Entity Caching

Entities may have calculated attributes that are expensive to compute - with aggregations, JOINs or large table scans.

By default, every access to a calculated attribute recomputes it.

Entity cache enables materializing entities, in order to avoid re-computation. The cache is updated upon triggers or according to a set schedule.

The cache is stored as tables in your Snowflake, and is recomputed based on configuration.

When entity cache is enabled, Honeydew will automatically leverage data in the cache when applicable.

Entity Cache refresh orchestration requires dbt integration.

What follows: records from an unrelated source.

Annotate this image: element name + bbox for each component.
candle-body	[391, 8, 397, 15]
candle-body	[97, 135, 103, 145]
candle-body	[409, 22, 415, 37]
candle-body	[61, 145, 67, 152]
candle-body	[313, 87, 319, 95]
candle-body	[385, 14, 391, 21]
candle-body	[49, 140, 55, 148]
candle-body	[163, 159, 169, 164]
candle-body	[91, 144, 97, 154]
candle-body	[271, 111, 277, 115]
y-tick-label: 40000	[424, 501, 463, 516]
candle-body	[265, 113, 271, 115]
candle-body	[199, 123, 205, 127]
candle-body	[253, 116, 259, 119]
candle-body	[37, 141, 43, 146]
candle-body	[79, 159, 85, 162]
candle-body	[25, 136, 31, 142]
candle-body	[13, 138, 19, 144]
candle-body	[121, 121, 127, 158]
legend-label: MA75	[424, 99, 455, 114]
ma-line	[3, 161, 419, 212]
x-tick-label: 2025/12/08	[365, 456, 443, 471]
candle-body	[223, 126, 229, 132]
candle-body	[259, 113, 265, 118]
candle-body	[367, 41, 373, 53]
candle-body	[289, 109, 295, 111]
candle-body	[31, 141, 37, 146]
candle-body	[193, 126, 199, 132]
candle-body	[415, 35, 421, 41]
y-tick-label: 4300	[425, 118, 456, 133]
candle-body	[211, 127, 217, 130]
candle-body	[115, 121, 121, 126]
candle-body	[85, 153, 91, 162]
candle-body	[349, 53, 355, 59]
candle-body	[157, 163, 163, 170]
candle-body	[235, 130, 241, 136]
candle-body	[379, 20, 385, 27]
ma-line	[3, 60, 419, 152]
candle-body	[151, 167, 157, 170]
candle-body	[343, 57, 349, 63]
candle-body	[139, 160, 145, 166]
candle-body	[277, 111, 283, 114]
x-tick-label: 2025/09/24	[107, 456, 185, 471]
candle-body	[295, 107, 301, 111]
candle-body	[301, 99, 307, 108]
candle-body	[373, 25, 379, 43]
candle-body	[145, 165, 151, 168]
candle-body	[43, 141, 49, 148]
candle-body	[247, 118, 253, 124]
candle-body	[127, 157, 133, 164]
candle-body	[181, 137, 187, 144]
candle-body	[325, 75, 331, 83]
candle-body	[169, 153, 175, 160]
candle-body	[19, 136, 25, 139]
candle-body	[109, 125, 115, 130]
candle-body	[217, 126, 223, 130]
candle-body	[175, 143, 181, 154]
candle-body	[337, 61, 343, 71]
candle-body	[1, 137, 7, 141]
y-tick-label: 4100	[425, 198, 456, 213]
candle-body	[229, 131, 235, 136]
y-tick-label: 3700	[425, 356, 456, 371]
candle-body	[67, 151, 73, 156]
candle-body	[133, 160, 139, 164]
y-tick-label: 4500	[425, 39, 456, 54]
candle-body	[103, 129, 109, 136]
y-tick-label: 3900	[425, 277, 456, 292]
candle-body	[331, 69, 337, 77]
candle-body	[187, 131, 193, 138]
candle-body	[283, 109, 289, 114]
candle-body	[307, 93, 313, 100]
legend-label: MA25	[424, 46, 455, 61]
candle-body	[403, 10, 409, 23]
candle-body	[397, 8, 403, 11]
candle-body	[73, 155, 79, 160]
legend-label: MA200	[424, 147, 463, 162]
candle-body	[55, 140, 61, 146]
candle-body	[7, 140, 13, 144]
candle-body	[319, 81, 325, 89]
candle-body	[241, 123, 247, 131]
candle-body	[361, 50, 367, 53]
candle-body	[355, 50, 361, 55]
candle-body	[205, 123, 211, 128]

Contact support@honeydew.ai for any other orchestration requirements.

Set up with dbt

To set up dbt as a cache orchestrator:

  1. In dbt, create an entity cache model by using the Honeydew dbt cache macro
  2. In dbt, use the config macro to set up materialization settings such as clustering or dynamic tables
  3. In Honeydew, set the entity’s dbt delivery settings to the chosen dbt model name

Set up a dbt source for the entity table in Honeydew, and Honeydew will maintain the reference.

For example, this can be the customers model in dbt:

-- Set up materialization parameters for cache
{{ config(materialized='table') }}

-- Set up any additional dependencies in dbt with
-- depends_on: {{ ref('upstream_parent_model') }}

-- Cache for customers entity
{{ get_honeydew_entity_sql('customers') }}

is_incremental() dbt function may be used in combination with the Honeydew SQL macro for incremental caches. However, make sure to check whether the computation itself had changed between runs, to avoid mixing different version of logic in the same table.